To New Shores

English Title: To New Shores

Original Title: Zu neuen Ufern

Country of Origin: Germany

Studio: Universum Film (UFA)

Director: Detlef Sierck

Producer(s): Bruno Duday

Screenplay: Detlef Sierck, Kurt Heuser

Cinematographer: Franz Weihmayr

Editor: Milo Harbich

Runtime: 106 minutes

Genre: Melodrama, Adventure

Language: German

Starring/Cast: Zarah Leander, Willy Birgel, Carola Höhn, Victor Staal

Year: 1937

Volume: German

Synopsis:

London, 1846: Gloria Vane (Leander), a famous actress, is sentenced to forced labour in Australia after her wrongful conviction for forging a cheque. This is unbeknownst to the actual perpetrator, her boyfriend and army officer Sir Albert Finsbury (Birgel), who has since also relocated to Australia. While Gloria serves a seven-year sentence in the Parramatta prison, Finsbury enjoys life in the finer circles of colonial Australia. When Gloria asks for his help in escaping, Finsbury refuses. Eventually, Gloria agrees to marry farmer Henry Hoyer (Staal) in order to curtail her jail term. On the way to the farm, she tells Hoyer that she is still in love with Finsbury and flees to Sydney, only to learn that Finsbury is engaged to the Governor’s daughter. Tired and heartbroken, she works in a nightclub where she once again meets Finsbury, who tries to persuade her to be with him. Disillusioned, she declares she no longer loves him. Soon after, Finsbury commits suicide while Hoyer finds Gloria and they get married in the Parramatta church. 


Critique:

To New Shores was part of a Nazi escapist cinema that managed to infuse entertainment with a propagandist twist. While the text made audiences long for exotic worlds, it was also saturated with Nazi Heimat values to bring them ideologically back to the Reich. The female protagonist Gloria Vane, portrayed by the major star of Nazi melodramas, Zarah Leander, embodies this tension between desire and reason. While performing on the London stage, she is the object of the male and female gaze alike. Yet her provocative manners are only a part of a stage persona that hides the real Gloria, a sensitive and faithful woman. Male lead Finsbury is presented as a rather dark character, while Hoyer, blond and robust, evokes the sturdy masculinity of Arnold Fanck’s mountain film characters. Hoyer’s attire resembles the traditional dress code of villagers in Alpine regions and seems ill-suited to the heat of the Australian outback. Hoyer’s character and his surroundings embody Heimat, a rural community where mankind is kind-hearted, nature-loving and, above all, honest; the very opposite of flamboyant Finsbury. Gloria is Hoyer’s perfect match, as she is kind to humans and animals alike. It is in the depiction of these characters as a couple that the ‘German’ homeland is invoked as the only feasible option. In the end, Gloria recognizes that her emotional wellbeing lies with Hoyer rather than Finsbury. Though Hoyer might not be the love of her life, she exchanges passion for prudency, or in the words of the pastor: ‘Let us prefer the soul to the flesh.’

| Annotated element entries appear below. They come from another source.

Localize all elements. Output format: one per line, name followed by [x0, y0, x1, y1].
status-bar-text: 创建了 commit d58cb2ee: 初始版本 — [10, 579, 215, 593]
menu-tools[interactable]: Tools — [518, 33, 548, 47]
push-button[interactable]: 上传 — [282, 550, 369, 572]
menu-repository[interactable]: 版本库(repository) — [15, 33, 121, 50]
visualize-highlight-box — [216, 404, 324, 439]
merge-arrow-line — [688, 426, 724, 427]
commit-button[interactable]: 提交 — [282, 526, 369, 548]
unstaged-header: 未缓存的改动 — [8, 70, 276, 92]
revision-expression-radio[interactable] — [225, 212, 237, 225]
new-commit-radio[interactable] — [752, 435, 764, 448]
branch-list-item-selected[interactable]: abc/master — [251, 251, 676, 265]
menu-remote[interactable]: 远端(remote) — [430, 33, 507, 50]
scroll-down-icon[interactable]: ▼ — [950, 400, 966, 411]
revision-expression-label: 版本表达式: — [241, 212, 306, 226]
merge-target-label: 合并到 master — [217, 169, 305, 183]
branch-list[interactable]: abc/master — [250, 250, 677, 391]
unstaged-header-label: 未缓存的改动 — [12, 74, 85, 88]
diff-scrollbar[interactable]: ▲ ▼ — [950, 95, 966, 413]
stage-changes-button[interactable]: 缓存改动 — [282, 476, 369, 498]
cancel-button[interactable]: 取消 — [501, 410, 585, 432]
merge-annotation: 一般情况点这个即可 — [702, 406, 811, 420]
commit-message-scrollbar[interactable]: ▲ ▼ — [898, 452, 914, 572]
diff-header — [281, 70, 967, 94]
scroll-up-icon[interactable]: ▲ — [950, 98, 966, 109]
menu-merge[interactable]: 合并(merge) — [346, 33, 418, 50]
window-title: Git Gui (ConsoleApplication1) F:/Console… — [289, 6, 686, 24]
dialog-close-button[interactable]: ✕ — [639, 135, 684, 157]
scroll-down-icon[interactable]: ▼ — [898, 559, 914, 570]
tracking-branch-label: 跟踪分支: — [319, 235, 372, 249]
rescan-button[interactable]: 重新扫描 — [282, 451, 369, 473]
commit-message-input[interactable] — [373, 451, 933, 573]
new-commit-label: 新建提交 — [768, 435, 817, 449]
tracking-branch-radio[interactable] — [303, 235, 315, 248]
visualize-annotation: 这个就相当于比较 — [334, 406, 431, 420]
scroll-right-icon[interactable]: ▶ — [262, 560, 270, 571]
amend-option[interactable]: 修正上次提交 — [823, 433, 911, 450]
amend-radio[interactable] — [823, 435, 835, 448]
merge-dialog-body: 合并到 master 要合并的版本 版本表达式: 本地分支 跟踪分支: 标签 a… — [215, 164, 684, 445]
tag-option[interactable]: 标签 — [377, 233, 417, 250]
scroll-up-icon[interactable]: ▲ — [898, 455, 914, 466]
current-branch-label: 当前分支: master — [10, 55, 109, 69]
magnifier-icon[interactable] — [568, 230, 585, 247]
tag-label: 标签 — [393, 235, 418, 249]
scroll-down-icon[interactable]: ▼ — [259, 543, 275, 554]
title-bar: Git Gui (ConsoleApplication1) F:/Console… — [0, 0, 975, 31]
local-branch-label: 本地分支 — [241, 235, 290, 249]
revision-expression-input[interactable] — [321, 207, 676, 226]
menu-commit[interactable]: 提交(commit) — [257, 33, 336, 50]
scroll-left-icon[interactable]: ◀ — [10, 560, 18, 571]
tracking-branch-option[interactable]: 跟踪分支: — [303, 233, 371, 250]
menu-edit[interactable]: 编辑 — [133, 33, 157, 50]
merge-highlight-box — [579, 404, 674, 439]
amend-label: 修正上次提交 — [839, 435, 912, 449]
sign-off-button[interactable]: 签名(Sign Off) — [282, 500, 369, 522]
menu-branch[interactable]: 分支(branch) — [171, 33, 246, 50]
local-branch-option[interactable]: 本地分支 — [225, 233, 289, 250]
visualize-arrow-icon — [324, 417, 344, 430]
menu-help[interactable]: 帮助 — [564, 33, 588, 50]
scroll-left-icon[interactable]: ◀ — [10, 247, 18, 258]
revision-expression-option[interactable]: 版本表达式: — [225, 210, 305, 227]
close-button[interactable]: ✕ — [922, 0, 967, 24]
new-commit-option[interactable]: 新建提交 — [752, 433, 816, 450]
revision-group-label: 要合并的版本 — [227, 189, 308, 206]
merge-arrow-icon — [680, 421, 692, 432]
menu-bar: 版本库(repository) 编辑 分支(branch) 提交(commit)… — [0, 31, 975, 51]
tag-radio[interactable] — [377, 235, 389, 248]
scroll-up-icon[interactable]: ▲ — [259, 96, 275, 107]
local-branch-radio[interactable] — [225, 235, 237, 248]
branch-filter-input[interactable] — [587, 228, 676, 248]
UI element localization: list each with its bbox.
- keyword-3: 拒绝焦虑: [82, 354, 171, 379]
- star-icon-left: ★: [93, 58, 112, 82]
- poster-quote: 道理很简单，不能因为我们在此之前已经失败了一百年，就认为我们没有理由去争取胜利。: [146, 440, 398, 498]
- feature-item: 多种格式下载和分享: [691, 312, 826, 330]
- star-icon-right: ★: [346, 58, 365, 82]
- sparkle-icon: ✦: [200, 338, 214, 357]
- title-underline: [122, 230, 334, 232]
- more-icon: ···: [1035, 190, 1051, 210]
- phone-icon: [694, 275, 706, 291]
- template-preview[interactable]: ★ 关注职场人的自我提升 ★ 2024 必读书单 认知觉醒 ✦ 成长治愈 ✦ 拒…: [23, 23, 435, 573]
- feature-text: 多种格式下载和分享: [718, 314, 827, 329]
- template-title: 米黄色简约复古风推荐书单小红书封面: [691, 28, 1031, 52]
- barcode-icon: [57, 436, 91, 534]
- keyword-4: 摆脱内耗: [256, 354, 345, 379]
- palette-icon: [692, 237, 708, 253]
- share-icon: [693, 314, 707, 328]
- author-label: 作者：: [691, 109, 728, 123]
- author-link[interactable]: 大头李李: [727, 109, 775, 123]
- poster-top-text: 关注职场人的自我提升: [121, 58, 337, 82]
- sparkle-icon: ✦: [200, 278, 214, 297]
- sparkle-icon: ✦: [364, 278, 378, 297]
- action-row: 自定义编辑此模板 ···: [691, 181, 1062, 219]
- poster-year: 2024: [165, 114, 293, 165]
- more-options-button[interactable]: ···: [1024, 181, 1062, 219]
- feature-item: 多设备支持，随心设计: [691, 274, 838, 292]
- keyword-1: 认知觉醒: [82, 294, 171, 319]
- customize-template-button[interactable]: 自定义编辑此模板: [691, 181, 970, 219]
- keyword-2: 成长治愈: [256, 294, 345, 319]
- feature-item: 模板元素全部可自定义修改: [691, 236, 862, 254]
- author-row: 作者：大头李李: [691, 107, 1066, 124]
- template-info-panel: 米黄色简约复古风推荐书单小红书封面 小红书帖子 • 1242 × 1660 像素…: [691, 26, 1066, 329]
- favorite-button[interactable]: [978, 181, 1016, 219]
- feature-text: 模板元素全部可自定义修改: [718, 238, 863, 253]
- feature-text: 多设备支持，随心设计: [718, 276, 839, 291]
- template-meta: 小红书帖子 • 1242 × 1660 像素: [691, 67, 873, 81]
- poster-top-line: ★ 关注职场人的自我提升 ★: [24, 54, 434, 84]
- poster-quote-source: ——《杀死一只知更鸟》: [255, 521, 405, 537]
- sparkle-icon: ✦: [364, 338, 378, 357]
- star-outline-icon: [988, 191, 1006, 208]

Drawing colonial Australia as an inferior place,
To New Shores approaches the idea of Heimat by mapping it’s Other. Aside from the English expatriates who head the potpourri of ethnic groups, the film depicts the Australian population – whether Aboriginal, Asian or Caucasian – as uneducated and dirty. This dichotomy between civilized and uncivilized is highlighted further in the costumes and production design. The simply-cut dresses of the English ladies and the barrack-like living quarters cannot measure up to the conditions in Europe. Compared to London’s theatres, the Sydney Casino is small and shabby and its clients prefer gaudy entertainment, unable to appreciate Gloria’s artistry. On the other hand, the masterly use of lighting creates an enticing atmosphere and appealing images of seemingly appalling places. In one of his last projects before leaving Germany for the US, where he produced melodrama classics such as All That Heaven Allows (1955), Sierck creates a visual subtext that, despite its propagandistic tenor, keeps the escapist yearning alive. Released in Finland, Denmark, France and the US, the temporal and spatial location of the narrative secured To New Shores an audience beyond Germany.